Note also that there would be standards in Cody’s ideal, but developed by “educators, in consultation with academic experts,” and designed “to reflect current scientific understanding.” So not only would citizens – who are supposed to ultimately control public schooling – apparently have no say in standards-setting, the standards would be based in “current scientific understanding,” as if there were scientific certainty about major educational issues. But there isn’t: From how best to teach reading, to what grade to cover Algebra, disagreements abound and the science is in dispute.
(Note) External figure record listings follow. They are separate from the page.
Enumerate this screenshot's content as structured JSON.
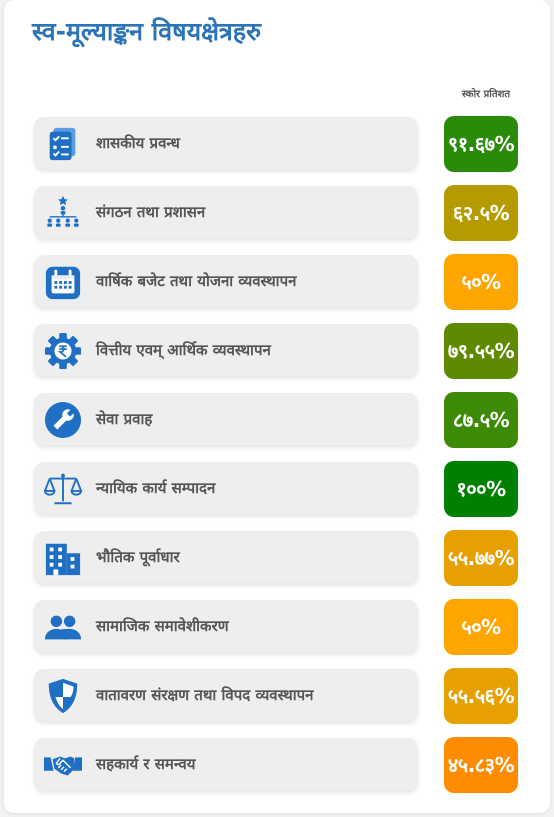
{
  "page": {
    "title": "स्व-मूल्याङ्कन विषयक्षेत्रहरु",
    "score_column_header": "स्कोर प्रतिशत"
  },
  "areas": [
    {
      "label": "शासकीय प्रवन्ध",
      "score": "९१.६७%",
      "score_percent": 91.67,
      "color": "#2a8a09",
      "icon": "checklist-icon"
    },
    {
      "label": "संगठन तथा प्रशासन",
      "score": "६२.५%",
      "score_percent": 62.5,
      "color": "#b59a00",
      "icon": "org-chart-icon"
    },
    {
      "label": "वार्षिक बजेट तथा योजना व्यवस्थापन",
      "score": "५०%",
      "score_percent": 50,
      "color": "#ffa500",
      "icon": "calendar-icon"
    },
    {
      "label": "वित्तीय एवम् आर्थिक व्यवस्थापन",
      "score": "७९.५५%",
      "score_percent": 79.55,
      "color": "#5f8a00",
      "icon": "finance-gear-icon"
    },
    {
      "label": "सेवा प्रवाह",
      "score": "८७.५%",
      "score_percent": 87.5,
      "color": "#3d8a05",
      "icon": "wrench-icon"
    },
    {
      "label": "न्यायिक कार्य सम्पादन",
      "score": "१००%",
      "score_percent": 100,
      "color": "#008000",
      "icon": "scales-icon"
    },
    {
      "label": "भौतिक पूर्वाधार",
      "score": "५५.७७%",
      "score_percent": 55.77,
      "color": "#e6a000",
      "icon": "building-icon"
    },
    {
      "label": "सामाजिक समावेशीकरण",
      "score": "५०%",
      "score_percent": 50,
      "color": "#ffa500",
      "icon": "people-icon"
    },
    {
      "label": "वातावरण संरक्षण तथा विपद व्यवस्थापन",
      "score": "५५.५६%",
      "score_percent": 55.56,
      "color": "#e6a000",
      "icon": "shield-icon"
    },
    {
      "label": "सहकार्य र समन्वय",
      "score": "४५.८३%",
      "score_percent": 45.83,
      "color": "#ff8c00",
      "icon": "handshake-icon"
    }
  ]
}
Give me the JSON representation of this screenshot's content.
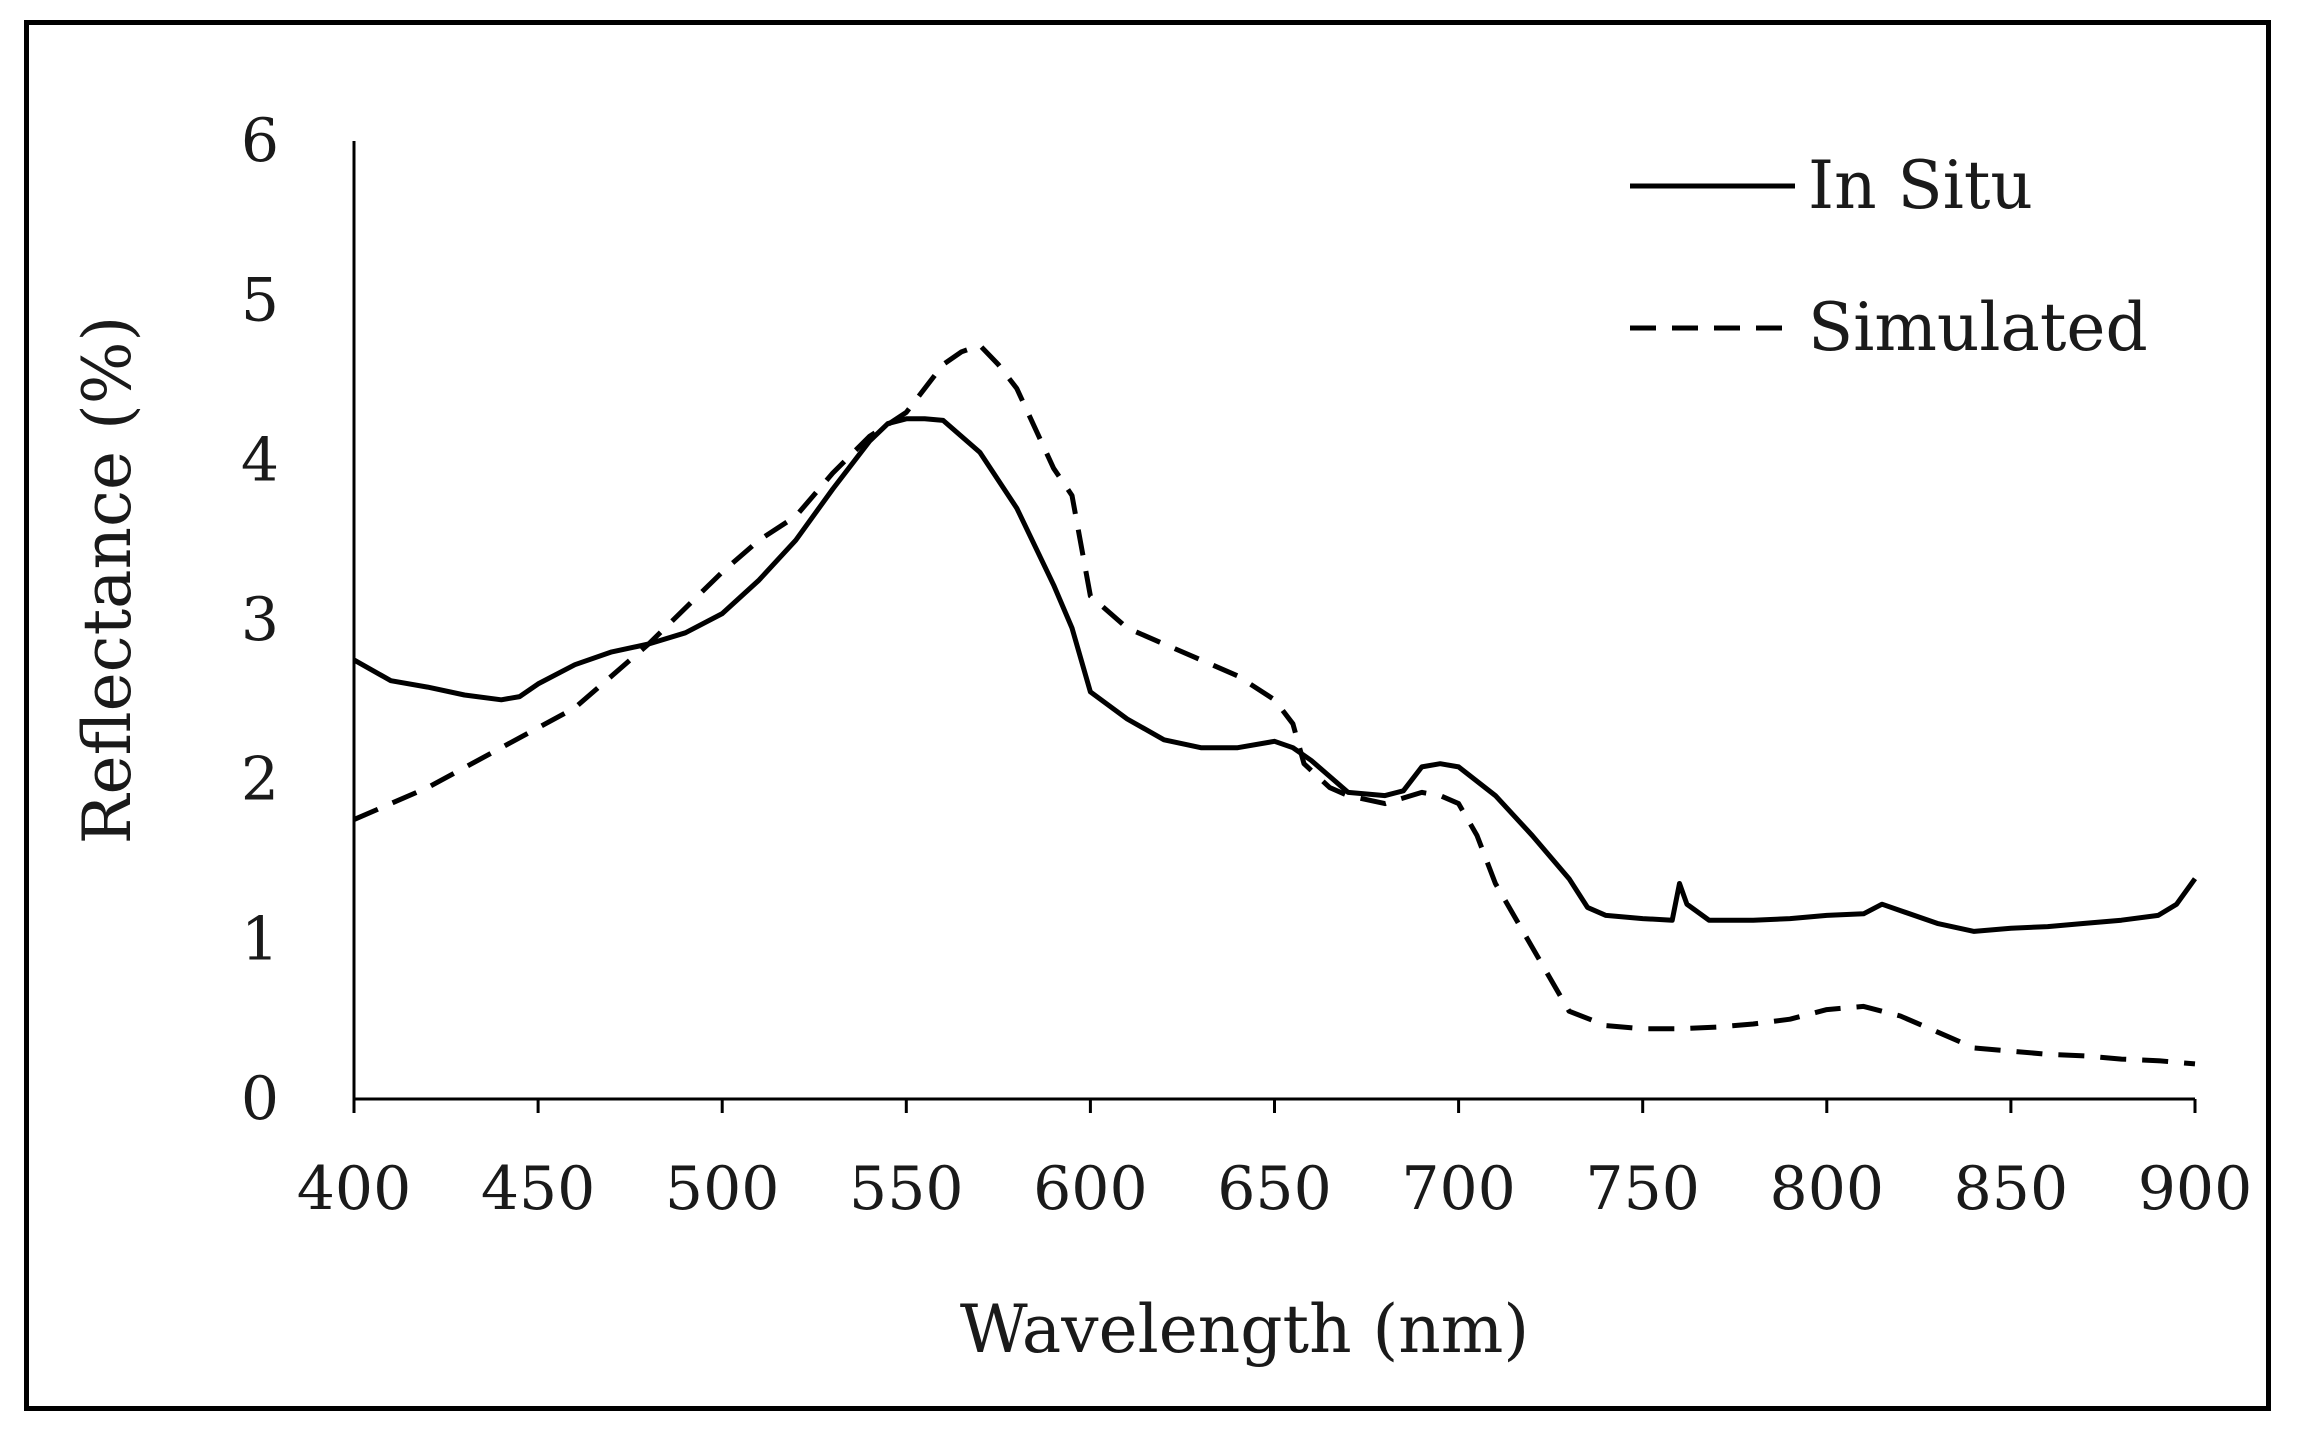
{
  "chart_data": {
    "type": "line",
    "title": "",
    "xlabel": "Wavelength  (nm)",
    "ylabel": "Reflectance  (%)",
    "xlim": [
      400,
      900
    ],
    "ylim": [
      0,
      6
    ],
    "xticks": [
      400,
      450,
      500,
      550,
      600,
      650,
      700,
      750,
      800,
      850,
      900
    ],
    "yticks": [
      0,
      1,
      2,
      3,
      4,
      5,
      6
    ],
    "grid": false,
    "legend_position": "top-right",
    "series": [
      {
        "name": "In Situ",
        "style": "solid",
        "color": "#000000",
        "x": [
          400,
          410,
          420,
          430,
          440,
          445,
          450,
          460,
          470,
          480,
          490,
          500,
          510,
          520,
          530,
          540,
          545,
          550,
          555,
          560,
          570,
          580,
          590,
          595,
          600,
          610,
          620,
          630,
          640,
          650,
          655,
          660,
          670,
          680,
          685,
          690,
          695,
          700,
          710,
          720,
          730,
          735,
          740,
          750,
          758,
          760,
          762,
          768,
          780,
          790,
          800,
          810,
          815,
          820,
          830,
          840,
          850,
          860,
          870,
          880,
          890,
          895,
          900
        ],
        "values": [
          2.75,
          2.62,
          2.58,
          2.53,
          2.5,
          2.52,
          2.6,
          2.72,
          2.8,
          2.85,
          2.92,
          3.04,
          3.25,
          3.5,
          3.82,
          4.12,
          4.23,
          4.26,
          4.26,
          4.25,
          4.05,
          3.7,
          3.22,
          2.95,
          2.55,
          2.38,
          2.25,
          2.2,
          2.2,
          2.24,
          2.2,
          2.12,
          1.92,
          1.9,
          1.93,
          2.08,
          2.1,
          2.08,
          1.9,
          1.65,
          1.38,
          1.2,
          1.15,
          1.13,
          1.12,
          1.35,
          1.22,
          1.12,
          1.12,
          1.13,
          1.15,
          1.16,
          1.22,
          1.18,
          1.1,
          1.05,
          1.07,
          1.08,
          1.1,
          1.12,
          1.15,
          1.22,
          1.38
        ]
      },
      {
        "name": "Simulated",
        "style": "dashed",
        "color": "#000000",
        "x": [
          400,
          420,
          440,
          460,
          480,
          500,
          510,
          520,
          530,
          540,
          550,
          560,
          565,
          570,
          575,
          580,
          590,
          595,
          600,
          610,
          620,
          630,
          640,
          650,
          655,
          658,
          665,
          670,
          680,
          690,
          695,
          700,
          705,
          710,
          720,
          730,
          740,
          750,
          760,
          770,
          780,
          790,
          800,
          810,
          820,
          830,
          840,
          850,
          860,
          870,
          880,
          890,
          900
        ],
        "values": [
          1.75,
          1.95,
          2.2,
          2.45,
          2.85,
          3.3,
          3.5,
          3.65,
          3.92,
          4.15,
          4.3,
          4.6,
          4.68,
          4.72,
          4.6,
          4.45,
          3.95,
          3.78,
          3.15,
          2.95,
          2.85,
          2.75,
          2.65,
          2.5,
          2.35,
          2.1,
          1.95,
          1.9,
          1.85,
          1.92,
          1.9,
          1.85,
          1.65,
          1.35,
          0.95,
          0.55,
          0.46,
          0.44,
          0.44,
          0.45,
          0.47,
          0.5,
          0.56,
          0.58,
          0.52,
          0.42,
          0.32,
          0.3,
          0.28,
          0.27,
          0.25,
          0.24,
          0.22
        ]
      }
    ]
  }
}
Finally, Cody offers the feel-good assumption that public schools are institutions that bring diverse people together and unite them. But as I often discuss – and we debated at Cato just last week – this doesn’t comport with the reality of public schooling, which was long based in homogeneous communities, systematically excluded out-groups, and today foments constant conflict. And frankly, the demand that those who want religion in their children’s education pay twice for schooling – once for government schools and again for the education they desire – is a gross violation of the basic American principal of equal treatment under the law.


All that said, it would be better to have local monopolies than state or federal. At least you could move to another monopolist if your present one were particularly horrible. But that would be cold comfort, because all government monopolies are heavily inclined toward curbing freedom, and toward serving the people who are supposed to serve the citizens.


I’ll be as happy as anyone if progressives start seriously challenging federally driven, national curriculum standards. But just because we share a common enemy won’t necessarily make us friends.